A nomeação de servidor pode ter efeitos retroativos?


A Nomeação é uma forma de investidura em cargo público do servidor efetivo ou comissionado que se oficializa com a publicação do correspondente decreto ou portaria e se completa com a posse e o exercício. Portanto, para que o servidor exerça a atividade nos órgãos públicos faz-se necessária a prévia publicação da portaria ou decreto de nomeação.


Segundo o Conselho Nacional de Justiça (1), o ato de nomeação é um ato constitutivo de efeito atual, não havendo previsão legal de retroatividade no tempo. Ou seja, o ato de nomeação possui efeitos ex nunc, somente dispondo de validade após a publicação do ato no diário oficial.


Os Tribunais de Contas (2) possuem o mesmo posicionamento, inclusive confirmando sua competência para analisar o ato de nomeação, pois, mesmo que não seja necessário efetuar o registro (no caso de nomeação para cargos comissionados), o referido ato gera despesa e pode ocasionar prejuízo ao erário (3).


O Tribunal de Contas da União (4) asseverou que “como regra geral os atos administrativos produzem efeitos da publicação em diante; a retroatividade é exceção e, em princípio, inaplicável a situação de nomeação inicial ou originária, haja vista que demanda para a perfeição do ato a posse no cargo, que só pode ocorrer após a publicidade do instrumento”.


A edição de portaria de nomeação com efeitos retroativos somente é permitida em casos excepcionais, quando por exemplo o ato originário contiver algum erro formal (nome errado do servidor). Nesta situação, pode o gestor editar nova portaria com efeitos retroativos retificando o equívoco original, conforme orientação do TCE-PB (5).
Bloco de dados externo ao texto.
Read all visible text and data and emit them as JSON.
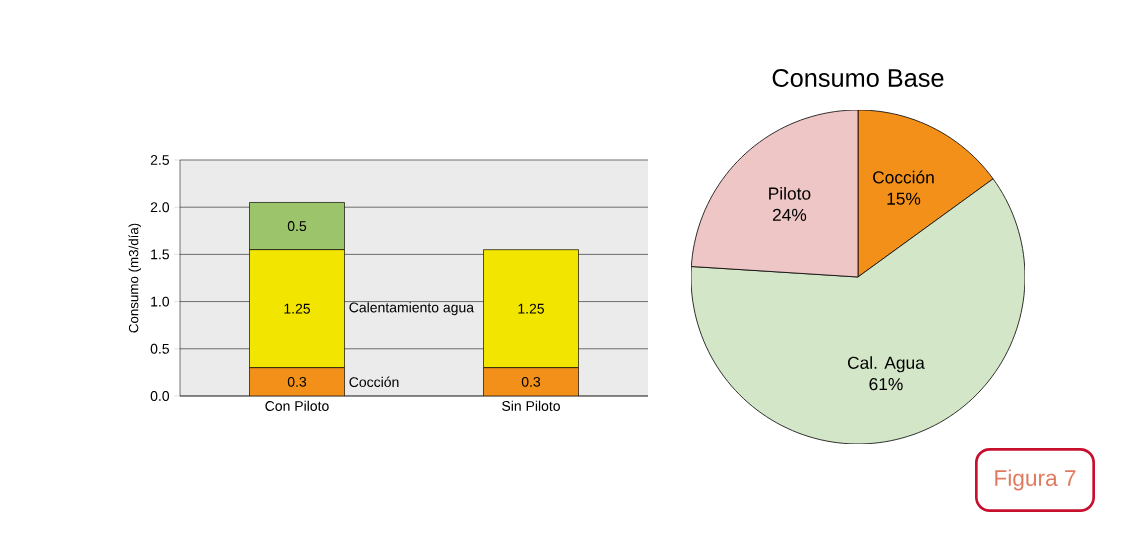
{
  "chart_data": [
    {
      "type": "bar",
      "stacked": true,
      "categories": [
        "Con Piloto",
        "Sin Piloto"
      ],
      "series": [
        {
          "name": "Cocción",
          "color": "#f39019",
          "values": [
            0.3,
            0.3
          ]
        },
        {
          "name": "Calentamiento agua",
          "color": "#f2e500",
          "values": [
            1.25,
            1.25
          ]
        },
        {
          "color": "#9bc46b",
          "values": [
            0.5,
            null
          ]
        }
      ],
      "data_labels": true,
      "ylabel": "Consumo (m3/día)",
      "ylim": [
        0,
        2.5
      ],
      "yticks": [
        {
          "value": 0,
          "label": "0.0"
        },
        {
          "value": 0.5,
          "label": "0.5"
        },
        {
          "value": 1,
          "label": "1.0"
        },
        {
          "value": 1.5,
          "label": "1.5"
        },
        {
          "value": 2,
          "label": "2.0"
        },
        {
          "value": 2.5,
          "label": "2.5"
        }
      ],
      "grid": "y"
    },
    {
      "type": "pie",
      "title": "Consumo Base",
      "categories": [
        "Cocción",
        "Cal. Agua",
        "Piloto"
      ],
      "values": [
        15,
        61,
        24
      ],
      "colors": [
        "#f39019",
        "#d4e6c8",
        "#eec6c6"
      ],
      "value_labels": [
        "15%",
        "61%",
        "24%"
      ],
      "annotations": [
        "Figura 7"
      ]
    }
  ]
}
Por fim, cumpre registrar que o exercício de função ou cargo público sem o cumprimento das formalidades legais caracteriza crime contra a administração pública, nos termos do artigo 324 do Código Penal Brasileiro.


Desta forma, não justifica a edição de ato de nomeação (portaria ou decreto) indicando que seus efeitos são retroativos a determinada data. Este tipo de procedimento é a confissão do gestor de que alguns servidores públicos estavam exercendo funções públicas sem cumprimento das formalidades legais para investidura no cargo.

(1) . CNJ - Processo nº 6600-47.2012.2.00.0000

(2) . TC-DF – Manual de Admissão de Pessoal, 2000.

(3) . TCE-GO – Representação feita pelo MPjTCE ao TCE-GO.

(4) . TCU – Processo nº 010.218/2003-4.